3. Böswillige Verlassung : Hat einer der Ehegatten grundlos die Ehegemeinschaft aufgehoben, und ist letztere nicht wieder hergestellt worden, so kann der andere Ehegatte die Scheidung verlangen (Kap. 6, § 5).

4. Ist ein Ehegatte verschollen, so kann die Ehescheidung ausgesprochen werden, sofern es unbekannt ist, ob er die letzten drei Jahre noch am Leben war (Kap. 6, § 6).

5. Hat ein Ehegatte entgegen den Bestimmungen des Kap. 2, § 10, eine neue Ehe geschlossen, kann der andere Ehegatte die Scheidung verlangen, sofern die Scheidungsklage innert 6 Monaten vom Tage, an welchem der Kläger Kenntnis der neuen Ehe erhalten, angebracht wird (Kap. 6, § 7).

6. Ehebruch oder strafbare Ausschweifung eines der Ehegatten, sofern der klägerische Ehegatte nicht mitschuldig ist oder dazu eingewilligt hat. Die Scheidungsklage muss innert 6 Monaten vom Tage, an welchem der Kläger Kenntnis der die Klage begründenden Tatsachen erhalten hat, und spätestens innert 3 Jahren seit dem Tage, an dem diese vorgefallen sind, erhoben werden (Kap. 6, § 8).

7. Wenn ein Ehegatte mit einer in ihrer ansteckungsfähigen Periode befindlichen Geschlechtskrankheit behaftet ist und den ändern Ehegatten wissentlich oder fahrlässig der Ansteckungsgefahr aussetzt, kann die Scheidung anbegehrt werden, es sei denn, dass der klägerische Ehegatte die Gefahr gekannt und sich ihr gleichwohl ausgesetzt hat. Immerhin erlischt das Recht auf Scheidung, wenn die Klage nicht innerhalb 6 Monaten vom Tage hinweg, wo der klägerische Ehegatte Kenntnis erhielt von der Gefahr, der er ausgesetzt war, angebracht wird und wenn er nicht angesteckt wurde, oder die Krankheit bei der Klageerhebung sich nicht in ihrer ansteckungsfähigen Periode befand (Kap. 6, § 9).

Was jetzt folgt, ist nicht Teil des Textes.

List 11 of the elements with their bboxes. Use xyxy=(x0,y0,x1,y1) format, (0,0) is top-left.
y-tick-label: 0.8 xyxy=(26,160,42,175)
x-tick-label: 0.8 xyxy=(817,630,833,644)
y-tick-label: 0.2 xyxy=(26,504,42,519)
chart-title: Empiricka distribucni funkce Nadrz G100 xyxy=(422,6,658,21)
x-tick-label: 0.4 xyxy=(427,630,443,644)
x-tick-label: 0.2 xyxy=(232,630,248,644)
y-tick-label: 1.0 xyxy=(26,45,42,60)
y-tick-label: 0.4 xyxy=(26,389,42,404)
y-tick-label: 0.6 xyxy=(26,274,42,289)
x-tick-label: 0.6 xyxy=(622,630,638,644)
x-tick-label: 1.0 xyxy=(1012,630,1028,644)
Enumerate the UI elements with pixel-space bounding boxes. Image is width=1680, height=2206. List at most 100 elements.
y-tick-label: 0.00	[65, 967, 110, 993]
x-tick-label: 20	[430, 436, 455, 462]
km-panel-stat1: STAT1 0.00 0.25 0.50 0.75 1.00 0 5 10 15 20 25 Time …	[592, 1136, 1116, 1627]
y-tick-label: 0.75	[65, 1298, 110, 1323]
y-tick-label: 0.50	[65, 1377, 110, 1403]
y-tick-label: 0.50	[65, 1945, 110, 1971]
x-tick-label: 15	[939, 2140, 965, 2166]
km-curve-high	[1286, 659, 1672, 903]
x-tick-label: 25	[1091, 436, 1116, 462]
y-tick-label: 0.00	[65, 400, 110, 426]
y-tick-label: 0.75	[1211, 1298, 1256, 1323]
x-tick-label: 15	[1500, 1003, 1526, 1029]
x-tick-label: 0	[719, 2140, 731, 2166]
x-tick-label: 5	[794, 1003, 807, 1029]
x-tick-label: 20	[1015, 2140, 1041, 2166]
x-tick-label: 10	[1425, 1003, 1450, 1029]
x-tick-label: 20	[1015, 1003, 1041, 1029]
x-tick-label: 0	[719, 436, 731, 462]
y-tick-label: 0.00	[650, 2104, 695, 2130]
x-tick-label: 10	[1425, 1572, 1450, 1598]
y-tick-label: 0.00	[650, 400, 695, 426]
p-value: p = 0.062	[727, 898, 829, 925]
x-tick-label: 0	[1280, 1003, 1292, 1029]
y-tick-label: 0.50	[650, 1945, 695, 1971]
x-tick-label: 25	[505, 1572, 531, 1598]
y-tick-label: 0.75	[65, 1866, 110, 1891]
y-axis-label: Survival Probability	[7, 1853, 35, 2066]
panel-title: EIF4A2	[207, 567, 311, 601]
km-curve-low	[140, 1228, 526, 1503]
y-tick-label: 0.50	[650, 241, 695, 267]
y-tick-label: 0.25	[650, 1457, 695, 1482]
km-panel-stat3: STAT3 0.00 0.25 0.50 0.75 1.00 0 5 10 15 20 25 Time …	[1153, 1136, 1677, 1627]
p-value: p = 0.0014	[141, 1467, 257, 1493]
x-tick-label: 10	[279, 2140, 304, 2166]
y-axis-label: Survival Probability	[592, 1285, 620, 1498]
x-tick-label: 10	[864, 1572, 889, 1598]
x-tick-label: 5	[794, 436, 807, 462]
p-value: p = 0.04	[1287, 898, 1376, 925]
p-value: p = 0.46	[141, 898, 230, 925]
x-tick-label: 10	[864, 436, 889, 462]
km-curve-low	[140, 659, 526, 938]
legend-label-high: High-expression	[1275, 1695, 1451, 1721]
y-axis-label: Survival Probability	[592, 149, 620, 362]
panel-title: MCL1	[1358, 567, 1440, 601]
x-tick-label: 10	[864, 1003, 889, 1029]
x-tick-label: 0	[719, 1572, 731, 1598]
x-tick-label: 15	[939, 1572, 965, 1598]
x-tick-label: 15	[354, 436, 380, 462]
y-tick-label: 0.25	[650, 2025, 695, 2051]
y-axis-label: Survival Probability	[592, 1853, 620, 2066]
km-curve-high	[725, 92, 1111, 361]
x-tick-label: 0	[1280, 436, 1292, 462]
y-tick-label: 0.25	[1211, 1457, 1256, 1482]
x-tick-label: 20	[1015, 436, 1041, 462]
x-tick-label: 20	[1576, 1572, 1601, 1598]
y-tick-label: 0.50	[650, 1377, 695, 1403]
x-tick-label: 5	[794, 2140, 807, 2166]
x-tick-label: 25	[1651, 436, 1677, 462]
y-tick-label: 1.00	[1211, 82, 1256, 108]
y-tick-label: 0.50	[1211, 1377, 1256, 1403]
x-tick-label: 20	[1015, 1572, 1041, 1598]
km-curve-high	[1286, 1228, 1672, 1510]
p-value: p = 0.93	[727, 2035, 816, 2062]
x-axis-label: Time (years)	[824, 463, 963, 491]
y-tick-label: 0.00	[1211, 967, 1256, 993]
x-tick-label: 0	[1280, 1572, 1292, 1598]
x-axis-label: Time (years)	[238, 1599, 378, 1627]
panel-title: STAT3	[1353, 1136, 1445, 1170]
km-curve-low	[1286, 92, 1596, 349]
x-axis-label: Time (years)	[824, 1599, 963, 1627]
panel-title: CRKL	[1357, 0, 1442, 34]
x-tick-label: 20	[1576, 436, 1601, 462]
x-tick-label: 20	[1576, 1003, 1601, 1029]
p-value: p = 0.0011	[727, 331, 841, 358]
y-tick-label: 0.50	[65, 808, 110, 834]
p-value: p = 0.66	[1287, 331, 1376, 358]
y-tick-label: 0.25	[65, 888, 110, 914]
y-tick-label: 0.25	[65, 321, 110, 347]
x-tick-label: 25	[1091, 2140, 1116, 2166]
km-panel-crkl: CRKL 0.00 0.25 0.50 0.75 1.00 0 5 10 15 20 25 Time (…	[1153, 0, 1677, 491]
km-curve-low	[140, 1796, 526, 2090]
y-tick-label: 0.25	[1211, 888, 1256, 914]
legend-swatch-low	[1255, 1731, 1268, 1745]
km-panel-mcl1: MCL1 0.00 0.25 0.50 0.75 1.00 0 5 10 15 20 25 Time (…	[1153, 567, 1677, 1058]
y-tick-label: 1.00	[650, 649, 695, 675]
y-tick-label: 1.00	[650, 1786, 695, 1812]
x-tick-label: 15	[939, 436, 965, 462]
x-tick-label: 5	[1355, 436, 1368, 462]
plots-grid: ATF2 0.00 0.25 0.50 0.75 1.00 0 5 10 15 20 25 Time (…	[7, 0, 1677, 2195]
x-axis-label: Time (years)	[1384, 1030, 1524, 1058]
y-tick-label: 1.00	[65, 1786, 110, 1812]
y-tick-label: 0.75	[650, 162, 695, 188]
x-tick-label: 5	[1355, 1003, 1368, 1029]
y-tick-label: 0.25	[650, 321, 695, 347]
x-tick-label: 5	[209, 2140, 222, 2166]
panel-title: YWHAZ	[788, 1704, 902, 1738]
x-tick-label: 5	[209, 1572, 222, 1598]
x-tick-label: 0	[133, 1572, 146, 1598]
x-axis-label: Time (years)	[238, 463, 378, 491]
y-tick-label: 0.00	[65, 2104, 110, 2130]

8. Wenn einer der Ehegatten dem ändern nach dem Leben trachtet, oder ihn schwer misshandelt, so kann der verletzte Ehegatte die Scheidung anbegehren ; die Klage ist innerhalb 6 Monaten vom Zeitpunkte, an dem der Kläger Kenntnis des Scheidungsgrundes erhalten, spätestens innert 3 Jahren seitdem dieser sich ereignete, anzuheben (Kap. 6, § 10).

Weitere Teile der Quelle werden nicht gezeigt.